Slowly and quietly he made his way aft, coming at last to the companionway. He stood there listening, for a minute or two and then went below. He wondered that the hatchway should be open but remembered that the cutter was to be broken up. There would be nothing aboard worth stealing, not so much as a rope yarn or a scrap of old canvas to lie on. He paused at the foot of the ladder for his eyes to become accustomed to the dark.
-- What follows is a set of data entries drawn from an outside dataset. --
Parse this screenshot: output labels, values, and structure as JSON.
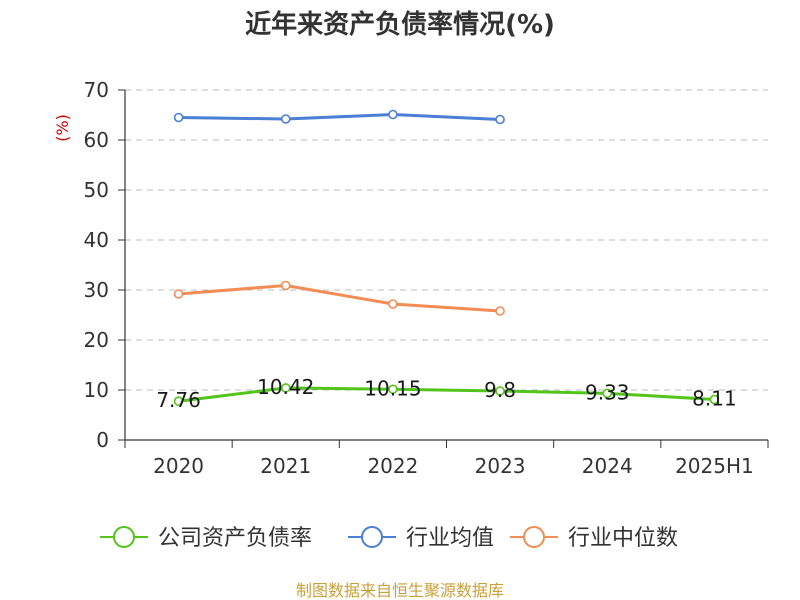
{
  "chart_data": {
    "type": "line",
    "title": "近年来资产负债率情况(%)",
    "ylabel": "(%)",
    "xlabel": "",
    "categories": [
      "2020",
      "2021",
      "2022",
      "2023",
      "2024",
      "2025H1"
    ],
    "ylim": [
      0,
      70
    ],
    "yticks": [
      0,
      10,
      20,
      30,
      40,
      50,
      60,
      70
    ],
    "grid": true,
    "legend_position": "bottom",
    "series": [
      {
        "name": "公司资产负债率",
        "color": "#52c41a",
        "values": [
          7.76,
          10.42,
          10.15,
          9.8,
          9.33,
          8.11
        ],
        "labels": [
          "7.76",
          "10.42",
          "10.15",
          "9.8",
          "9.33",
          "8.11"
        ]
      },
      {
        "name": "行业均值",
        "color": "#4a7fd4",
        "values": [
          64.5,
          64.2,
          65.1,
          64.1,
          null,
          null
        ]
      },
      {
        "name": "行业中位数",
        "color": "#f28c55",
        "values": [
          29.2,
          30.9,
          27.2,
          25.8,
          null,
          null
        ]
      }
    ]
  },
  "footer": {
    "source": "制图数据来自恒生聚源数据库"
  }
}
Looking up through the hatchway he could see the starlight overhead. Looking aft he expected to see a glimmer of light through a stern window but all was dark. Perhaps there was no stern window in a cutter of this tonnage, far smaller than the craft regularly built for the Customs Board, but there should have been a scuttle aft even then, or at least a deadlight let into the deck. It was not much of a place to sleep in but no worse than some others he had known. He wondered whether there would be rats: or would they have gone ashore when they heard that the vessel was to be broken up? Cautiously he began to make his way aft. His shoe struck against a small ringbolt underfoot and at that instant his arms were suddenly pinned to his side by a powerful grip. “Keep quiet, mate,” said a rough voice. “Say one word and I’ll slit your windpipe.” The threat was backed up by the coldness of the steel and Delancey wisely did as he was told. There were two men there, he realized, one who had seized him from behind, the other (with the knife) in front of him. While the point was still at his throat his wrists were jerked behind him and tied with a length of rope. Only then was the knife put away so that his captor could use flint and steel. A lantern was lit and raised so that the light fell on Delancey’s face.

“Who is it, Dan?” said the voice from behind him.

“Damned if I know,” said the other. “I think as how our best plan will be to cut his throat.”